The color you perceive is a weighted average of the intensities of different wavelengths of light that hit your eye. Ultra-violet and infra-red have a weight of zero (invisible). Most colors not at the edge of visible spectrum have weights that are roughly the same order of magnitude.
Hot bodies emit various wavelengths, but the distribution of intensities is roughly a bell curve. If you sum up all these intensities, but weight them by the aforementioned weights in the previous paragraph, you would calculate what color would be perceived when looking at that object.
Barely glowing hot objects emit a ton of infra-red (with perceptual weight zero) and a bit in the visual spectrum, on the red end of it (with a non-zero weight). So we perceive a red glow.
Extremely ludicrously hot objects emit a ton of ultra-violet, X-ray and gamma rays (all with zero weight for visual perception), but also a bit on the blue end of the visible spectrum (with a non-zero weight for perception). So they look blue. Well, they would have looked blue, if the invisible bombardment of gamma rays did not immediately evaporate you.

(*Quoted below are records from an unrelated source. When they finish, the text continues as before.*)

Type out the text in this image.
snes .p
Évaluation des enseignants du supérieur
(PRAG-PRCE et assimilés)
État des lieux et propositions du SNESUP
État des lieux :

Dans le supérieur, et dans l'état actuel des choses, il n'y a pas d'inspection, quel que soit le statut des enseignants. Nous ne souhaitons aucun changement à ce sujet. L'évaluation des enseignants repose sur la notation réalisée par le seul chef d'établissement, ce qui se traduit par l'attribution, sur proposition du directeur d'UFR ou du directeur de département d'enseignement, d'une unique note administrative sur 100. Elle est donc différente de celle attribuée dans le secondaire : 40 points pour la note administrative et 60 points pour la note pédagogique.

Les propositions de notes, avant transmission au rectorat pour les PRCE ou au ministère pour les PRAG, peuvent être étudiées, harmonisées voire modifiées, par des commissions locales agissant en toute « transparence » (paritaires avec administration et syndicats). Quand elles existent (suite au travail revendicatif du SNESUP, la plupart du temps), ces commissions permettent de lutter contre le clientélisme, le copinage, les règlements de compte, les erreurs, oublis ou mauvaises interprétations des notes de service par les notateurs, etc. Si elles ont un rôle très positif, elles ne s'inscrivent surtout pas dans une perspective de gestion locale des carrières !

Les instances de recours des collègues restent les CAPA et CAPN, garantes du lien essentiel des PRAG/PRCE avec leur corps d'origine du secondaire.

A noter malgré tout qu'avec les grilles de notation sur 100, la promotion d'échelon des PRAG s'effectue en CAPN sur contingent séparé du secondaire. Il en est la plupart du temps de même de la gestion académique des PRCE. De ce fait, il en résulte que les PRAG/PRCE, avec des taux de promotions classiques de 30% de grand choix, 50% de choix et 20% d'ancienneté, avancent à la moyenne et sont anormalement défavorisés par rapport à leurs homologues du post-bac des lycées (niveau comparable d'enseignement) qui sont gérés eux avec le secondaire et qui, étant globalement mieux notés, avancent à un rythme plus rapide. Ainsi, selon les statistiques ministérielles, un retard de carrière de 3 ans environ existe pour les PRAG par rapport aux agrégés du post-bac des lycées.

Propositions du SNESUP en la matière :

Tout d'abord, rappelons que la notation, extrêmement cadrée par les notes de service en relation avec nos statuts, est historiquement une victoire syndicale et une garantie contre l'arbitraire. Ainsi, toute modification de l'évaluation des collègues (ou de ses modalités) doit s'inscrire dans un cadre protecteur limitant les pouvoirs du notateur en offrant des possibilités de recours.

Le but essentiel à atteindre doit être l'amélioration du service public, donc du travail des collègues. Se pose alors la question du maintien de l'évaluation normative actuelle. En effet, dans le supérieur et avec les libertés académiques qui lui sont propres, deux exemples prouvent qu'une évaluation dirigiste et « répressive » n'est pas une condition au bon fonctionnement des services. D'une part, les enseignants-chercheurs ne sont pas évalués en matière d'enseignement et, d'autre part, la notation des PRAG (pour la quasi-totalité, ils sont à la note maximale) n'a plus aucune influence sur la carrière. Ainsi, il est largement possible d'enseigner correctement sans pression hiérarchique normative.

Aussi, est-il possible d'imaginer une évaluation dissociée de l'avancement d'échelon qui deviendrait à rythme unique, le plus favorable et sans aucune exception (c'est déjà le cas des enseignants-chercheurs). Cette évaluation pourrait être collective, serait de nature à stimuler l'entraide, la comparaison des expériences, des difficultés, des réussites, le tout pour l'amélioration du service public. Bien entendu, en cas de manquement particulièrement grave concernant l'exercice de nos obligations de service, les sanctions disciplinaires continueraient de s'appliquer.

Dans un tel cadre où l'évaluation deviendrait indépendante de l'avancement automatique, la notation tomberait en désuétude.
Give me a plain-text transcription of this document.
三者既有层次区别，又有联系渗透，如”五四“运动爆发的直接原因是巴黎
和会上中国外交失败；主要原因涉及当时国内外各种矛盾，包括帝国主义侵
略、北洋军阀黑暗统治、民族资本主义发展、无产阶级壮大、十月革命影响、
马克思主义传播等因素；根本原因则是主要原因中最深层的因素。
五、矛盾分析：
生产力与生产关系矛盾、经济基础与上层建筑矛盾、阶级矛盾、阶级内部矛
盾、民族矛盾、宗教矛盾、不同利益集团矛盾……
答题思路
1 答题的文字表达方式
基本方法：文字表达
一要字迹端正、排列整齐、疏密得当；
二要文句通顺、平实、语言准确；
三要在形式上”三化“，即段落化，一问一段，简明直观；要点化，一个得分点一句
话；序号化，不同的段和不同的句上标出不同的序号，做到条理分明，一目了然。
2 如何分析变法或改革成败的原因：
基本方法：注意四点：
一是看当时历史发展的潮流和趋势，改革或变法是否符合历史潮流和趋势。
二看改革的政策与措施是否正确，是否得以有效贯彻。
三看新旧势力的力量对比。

A hot object emits light over a wide range of frequencies.
At the low end of those frequencies, the intensity at each fequency is roughly proportional to the object's temperature multiplied by the frequency squared.
Once an object is hot enough, all of visible light is in the low end of the frequency range. Which means the ratios between all visible frequencies are based on frequency squared and nothing else.
That gives us a specific spectrum, where blue is about twice as intense as red. That spectrum has a specific color, the same color as #94B1FF.
(Note that other RGB values also represent the same color at different brightnesses. That's fine, because we're not worried about brightness in this math. Brightness scales linearly with the temperature of the object.)